Die Natur grünt so grün in der Stralsunder Straße am Vinetaplatz. Sie wächst und gedeiht beinahe ungestört, weil die Berliner Stadtreinigung (BSR) und bezirkliches Grünflächenamt sich häppchenweise um die Pflege kümmern. Der Abgeordnete Tobias Schulze (Linke) hat nachgefragt, ob das so bleiben muss.

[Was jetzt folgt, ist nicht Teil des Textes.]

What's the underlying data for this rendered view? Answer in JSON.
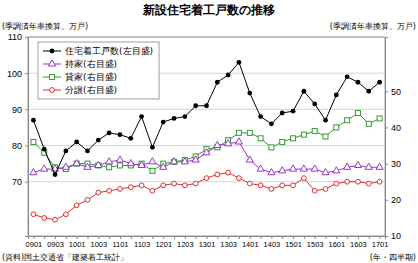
{
  "chart_data": {
    "type": "line",
    "title": "新設住宅着工戸数の推移",
    "y_label": "(季調済年率換算、万戸)",
    "y2_label": "(季調済年率換算、万戸)",
    "x_label": "(年・四半期)",
    "source": "(資料)国土交通省「建築着工統計」",
    "categories": [
      "0901",
      null,
      "0903",
      null,
      "1001",
      null,
      "1003",
      null,
      "1101",
      null,
      "1103",
      null,
      "1201",
      null,
      "1203",
      null,
      "1301",
      null,
      "1303",
      null,
      "1401",
      null,
      "1403",
      null,
      "1501",
      null,
      "1503",
      null,
      "1601",
      null,
      "1603",
      null,
      "1701"
    ],
    "ylim": [
      55,
      110
    ],
    "yticks": [
      70,
      80,
      90,
      100,
      110
    ],
    "y2lim": [
      10,
      65
    ],
    "y2ticks": [
      10,
      20,
      30,
      40,
      50
    ],
    "grid": true,
    "legend": "upper left",
    "series": [
      {
        "name": "住宅着工戸数(左目盛)",
        "color": "#000000",
        "marker": "circle-filled",
        "values": [
          87,
          79,
          72,
          78.5,
          81,
          78.5,
          81.5,
          83.5,
          83,
          82,
          88,
          79.5,
          86.5,
          87.5,
          88,
          91,
          91,
          97.5,
          99.5,
          103,
          94.5,
          88,
          86,
          89,
          89.5,
          95,
          91.5,
          87,
          94,
          99,
          97.5,
          95,
          97.5
        ]
      },
      {
        "name": "持家(右目盛)",
        "color": "#9933cc",
        "marker": "triangle",
        "axis": "y2",
        "values": [
          27.5,
          28.5,
          28.5,
          29,
          30,
          29,
          29.5,
          30.5,
          31,
          30,
          29.5,
          30.5,
          29,
          30.5,
          30.5,
          31,
          33,
          35,
          35.5,
          36,
          31,
          28.5,
          27.5,
          28,
          28.5,
          28.5,
          28.5,
          27.5,
          28,
          29,
          29.5,
          29,
          29
        ]
      },
      {
        "name": "貸家(右目盛)",
        "color": "#339933",
        "marker": "square",
        "axis": "y2",
        "values": [
          36,
          33,
          29,
          28.5,
          30,
          30,
          29.5,
          29,
          29.5,
          29.5,
          30,
          28,
          30,
          30.5,
          31,
          32,
          34,
          34.5,
          36.5,
          38.5,
          38.5,
          37,
          34.5,
          36,
          37,
          38,
          39,
          37.5,
          40,
          42,
          44,
          41,
          42.5
        ]
      },
      {
        "name": "分譲(右目盛)",
        "color": "#e03030",
        "marker": "circle",
        "axis": "y2",
        "values": [
          16,
          15,
          14.5,
          16,
          18.5,
          20,
          22,
          22.5,
          23,
          23.5,
          24,
          22.5,
          24,
          24.5,
          24,
          24.5,
          26,
          27,
          27.5,
          26,
          24.5,
          24,
          23,
          24,
          24,
          26,
          22.5,
          23,
          24.5,
          25,
          25,
          24.5,
          25
        ]
      }
    ]
  }
}
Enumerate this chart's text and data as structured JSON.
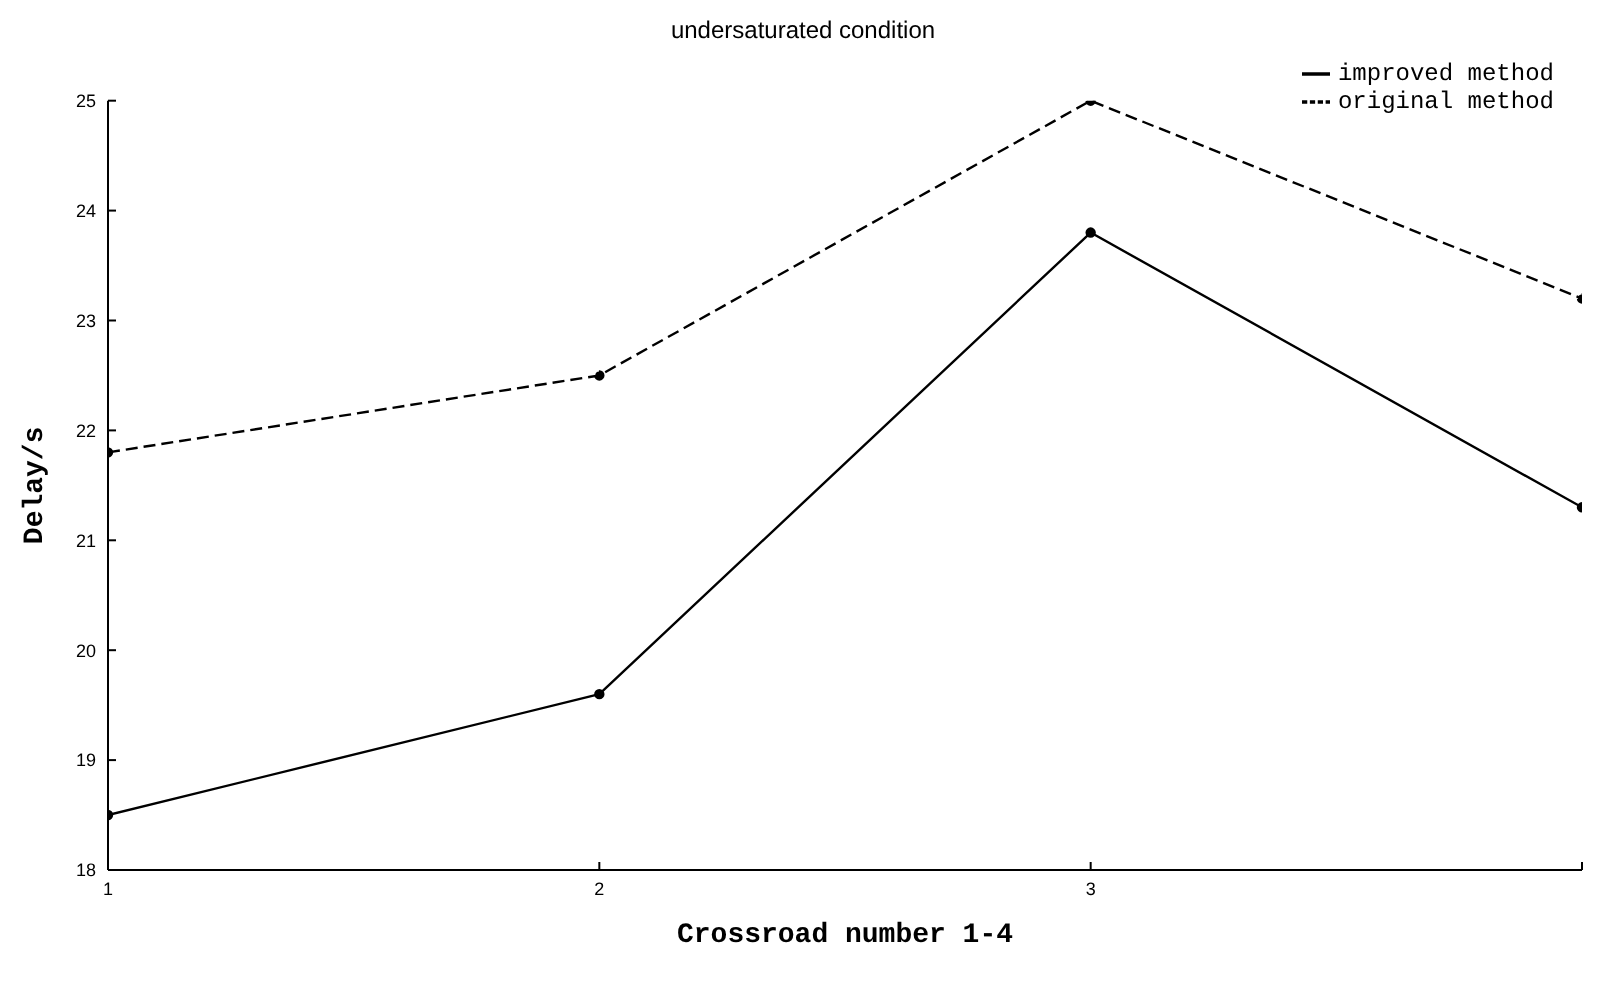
{
  "chart_data": {
    "type": "line",
    "title": "undersaturated condition",
    "xlabel": "Crossroad number 1-4",
    "ylabel": "Delay/s",
    "x": [
      1,
      2,
      3,
      4
    ],
    "series": [
      {
        "name": "improved method",
        "color": "#000000",
        "values": [
          18.5,
          19.6,
          23.8,
          21.3
        ],
        "line_style": "solid"
      },
      {
        "name": "original method",
        "color": "#000000",
        "values": [
          21.8,
          22.5,
          25.0,
          23.2
        ],
        "line_style": "dashed"
      }
    ],
    "xlim": [
      1,
      4
    ],
    "xticks": [
      1,
      2,
      3,
      {
        "value": 4,
        "label": null
      }
    ],
    "ylim": [
      18,
      25
    ],
    "yticks": [
      18,
      19,
      20,
      21,
      22,
      23,
      24,
      25
    ],
    "grid": false,
    "legend": "top right",
    "marker": "circle"
  }
}
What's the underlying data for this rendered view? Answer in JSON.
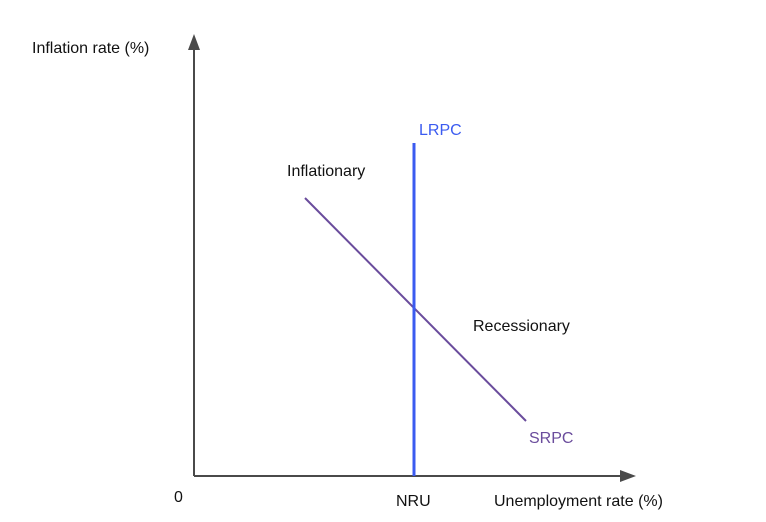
{
  "axes": {
    "y_label": "Inflation rate (%)",
    "x_label": "Unemployment rate (%)",
    "origin_label": "0",
    "x_tick_label": "NRU"
  },
  "curves": {
    "lrpc": {
      "label": "LRPC",
      "color": "#3B5BF0"
    },
    "srpc": {
      "label": "SRPC",
      "color": "#6A4C9C"
    }
  },
  "regions": {
    "upper_left": "Inflationary",
    "lower_right": "Recessionary"
  },
  "colors": {
    "axis": "#4a4a4a",
    "text": "#111111"
  }
}
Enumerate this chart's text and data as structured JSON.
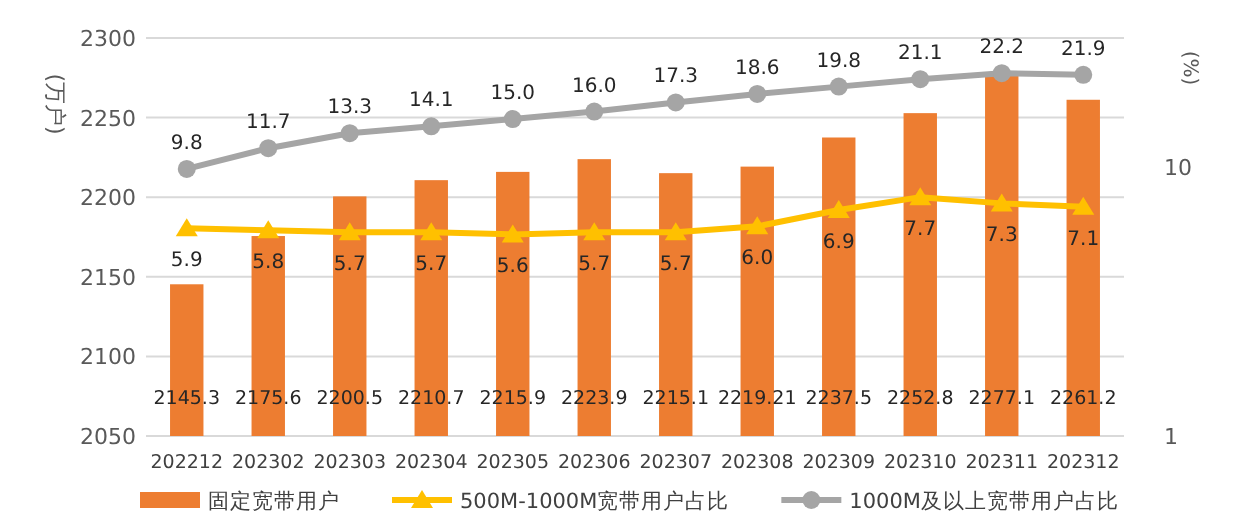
{
  "chart_data": {
    "type": "bar",
    "ylabel": "(万户)",
    "y2label": "(%)",
    "categories": [
      "202212",
      "202302",
      "202303",
      "202304",
      "202305",
      "202306",
      "202307",
      "202308",
      "202309",
      "202310",
      "202311",
      "202312"
    ],
    "series": [
      {
        "name": "固定宽带用户",
        "color": "#ed7d31",
        "values": [
          2145.3,
          2175.6,
          2200.5,
          2210.7,
          2215.9,
          2223.9,
          2215.1,
          2219.21,
          2237.5,
          2252.8,
          2277.1,
          2261.2
        ],
        "value_labels": [
          "2145.3",
          "2175.6",
          "2200.5",
          "2210.7",
          "2215.9",
          "2223.9",
          "2215.1",
          "2219.21",
          "2237.5",
          "2252.8",
          "2277.1",
          "2261.2"
        ]
      },
      {
        "name": "500M-1000M宽带用户占比",
        "type": "line",
        "axis": "y2",
        "marker": "triangle",
        "color": "#ffc000",
        "values": [
          5.9,
          5.8,
          5.7,
          5.7,
          5.6,
          5.7,
          5.7,
          6.0,
          6.9,
          7.7,
          7.3,
          7.1
        ],
        "value_labels": [
          "5.9",
          "5.8",
          "5.7",
          "5.7",
          "5.6",
          "5.7",
          "5.7",
          "6.0",
          "6.9",
          "7.7",
          "7.3",
          "7.1"
        ]
      },
      {
        "name": "1000M及以上宽带用户占比",
        "type": "line",
        "axis": "y2",
        "marker": "circle",
        "color": "#a5a5a5",
        "values": [
          9.8,
          11.7,
          13.3,
          14.1,
          15.0,
          16.0,
          17.3,
          18.6,
          19.8,
          21.1,
          22.2,
          21.9
        ],
        "value_labels": [
          "9.8",
          "11.7",
          "13.3",
          "14.1",
          "15.0",
          "16.0",
          "17.3",
          "18.6",
          "19.8",
          "21.1",
          "22.2",
          "21.9"
        ]
      }
    ],
    "ylim": [
      2050,
      2300
    ],
    "yticks": [
      2050,
      2100,
      2150,
      2200,
      2250,
      2300
    ],
    "y2lim": [
      1,
      30
    ],
    "y2ticks": [
      1,
      10
    ],
    "log": "y2",
    "grid": "y",
    "legend": "bottom"
  }
}
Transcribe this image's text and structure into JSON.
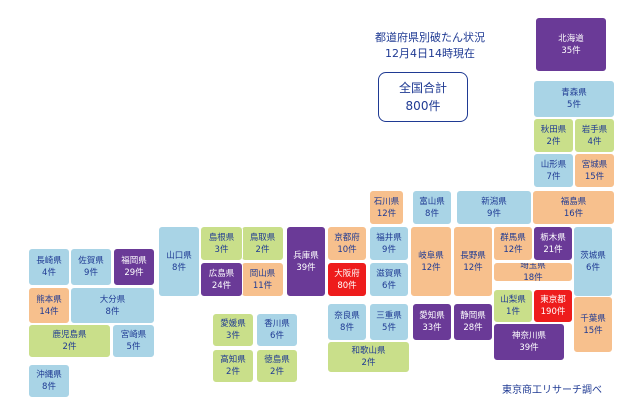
{
  "header": {
    "title_line1": "都道府県別破たん状況",
    "title_line2": "12月4日14時現在"
  },
  "total": {
    "label": "全国合計",
    "value": "800件"
  },
  "source": "東京商工リサーチ調べ",
  "colors": {
    "blue": "#a9d4e6",
    "yellow": "#f6dc92",
    "green": "#c9df8a",
    "orange": "#f7c08d",
    "purple": "#6a3a97",
    "red": "#ee1c1c",
    "text": "#1f3a93"
  },
  "prefectures": [
    {
      "id": "hokkaido",
      "name": "北海道",
      "count": "35件",
      "color": "purple"
    },
    {
      "id": "aomori",
      "name": "青森県",
      "count": "5件",
      "color": "blue"
    },
    {
      "id": "akita",
      "name": "秋田県",
      "count": "2件",
      "color": "green"
    },
    {
      "id": "iwate",
      "name": "岩手県",
      "count": "4件",
      "color": "green"
    },
    {
      "id": "yamagata",
      "name": "山形県",
      "count": "7件",
      "color": "blue"
    },
    {
      "id": "miyagi",
      "name": "宮城県",
      "count": "15件",
      "color": "orange"
    },
    {
      "id": "niigata",
      "name": "新潟県",
      "count": "9件",
      "color": "blue"
    },
    {
      "id": "fukushima",
      "name": "福島県",
      "count": "16件",
      "color": "orange"
    },
    {
      "id": "ishikawa",
      "name": "石川県",
      "count": "12件",
      "color": "orange"
    },
    {
      "id": "toyama",
      "name": "富山県",
      "count": "8件",
      "color": "blue"
    },
    {
      "id": "nagano",
      "name": "長野県",
      "count": "12件",
      "color": "orange"
    },
    {
      "id": "gunma",
      "name": "群馬県",
      "count": "12件",
      "color": "orange"
    },
    {
      "id": "tochigi",
      "name": "栃木県",
      "count": "21件",
      "color": "purple"
    },
    {
      "id": "ibaraki",
      "name": "茨城県",
      "count": "6件",
      "color": "blue"
    },
    {
      "id": "saitama",
      "name": "埼玉県",
      "count": "18件",
      "color": "orange"
    },
    {
      "id": "tokyo",
      "name": "東京都",
      "count": "190件",
      "color": "red"
    },
    {
      "id": "chiba",
      "name": "千葉県",
      "count": "15件",
      "color": "orange"
    },
    {
      "id": "yamanashi",
      "name": "山梨県",
      "count": "1件",
      "color": "green"
    },
    {
      "id": "kanagawa",
      "name": "神奈川県",
      "count": "39件",
      "color": "purple"
    },
    {
      "id": "gifu",
      "name": "岐阜県",
      "count": "12件",
      "color": "orange"
    },
    {
      "id": "shizuoka",
      "name": "静岡県",
      "count": "28件",
      "color": "purple"
    },
    {
      "id": "aichi",
      "name": "愛知県",
      "count": "33件",
      "color": "purple"
    },
    {
      "id": "fukui",
      "name": "福井県",
      "count": "9件",
      "color": "blue"
    },
    {
      "id": "shiga",
      "name": "滋賀県",
      "count": "6件",
      "color": "blue"
    },
    {
      "id": "mie",
      "name": "三重県",
      "count": "5件",
      "color": "blue"
    },
    {
      "id": "kyoto",
      "name": "京都府",
      "count": "10件",
      "color": "orange"
    },
    {
      "id": "osaka",
      "name": "大阪府",
      "count": "80件",
      "color": "red"
    },
    {
      "id": "nara",
      "name": "奈良県",
      "count": "8件",
      "color": "blue"
    },
    {
      "id": "wakayama",
      "name": "和歌山県",
      "count": "2件",
      "color": "green"
    },
    {
      "id": "hyogo",
      "name": "兵庫県",
      "count": "39件",
      "color": "purple"
    },
    {
      "id": "tottori",
      "name": "鳥取県",
      "count": "2件",
      "color": "green"
    },
    {
      "id": "shimane",
      "name": "島根県",
      "count": "3件",
      "color": "green"
    },
    {
      "id": "okayama",
      "name": "岡山県",
      "count": "11件",
      "color": "orange"
    },
    {
      "id": "hiroshima",
      "name": "広島県",
      "count": "24件",
      "color": "purple"
    },
    {
      "id": "yamaguchi",
      "name": "山口県",
      "count": "8件",
      "color": "blue"
    },
    {
      "id": "ehime",
      "name": "愛媛県",
      "count": "3件",
      "color": "green"
    },
    {
      "id": "kagawa",
      "name": "香川県",
      "count": "6件",
      "color": "blue"
    },
    {
      "id": "kochi",
      "name": "高知県",
      "count": "2件",
      "color": "green"
    },
    {
      "id": "tokushima",
      "name": "徳島県",
      "count": "2件",
      "color": "green"
    },
    {
      "id": "fukuoka",
      "name": "福岡県",
      "count": "29件",
      "color": "purple"
    },
    {
      "id": "saga",
      "name": "佐賀県",
      "count": "9件",
      "color": "blue"
    },
    {
      "id": "nagasaki",
      "name": "長崎県",
      "count": "4件",
      "color": "blue"
    },
    {
      "id": "oita",
      "name": "大分県",
      "count": "8件",
      "color": "blue"
    },
    {
      "id": "kumamoto",
      "name": "熊本県",
      "count": "14件",
      "color": "orange"
    },
    {
      "id": "miyazaki",
      "name": "宮崎県",
      "count": "5件",
      "color": "blue"
    },
    {
      "id": "kagoshima",
      "name": "鹿児島県",
      "count": "2件",
      "color": "green"
    },
    {
      "id": "okinawa",
      "name": "沖縄県",
      "count": "8件",
      "color": "blue"
    }
  ]
}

Seit Jahren berichten Anwohnerinnen und Anwohner bei Bürgerbeteiligungen, dass die Stralsunder Straße zwischen Vinetaplatz und Brunnenstraße verwahrlost und trostlos ist. Nun hat der Abgeordnete Tobias Schulze (Linke) nachgefragt, wer für die Pflege des Stadtgrüns zuständig ist. Als Antwort erhielt er eine Karte, die eine kleinteilige Zersplitterung der Zuständigkeiten zeigt. Die Darstellung gleicht einem zweifarbigen Mosaik. Manche Ecken pflegt die BSR, andere das Grünflächenamt des Bezirks. Tobias Schulze überlegt, ob seine Partei fordern solle, den Straßenabschnitt komplett als Grünfläche auszuweisen, damit die Zuständigkeit klar geregelt ist.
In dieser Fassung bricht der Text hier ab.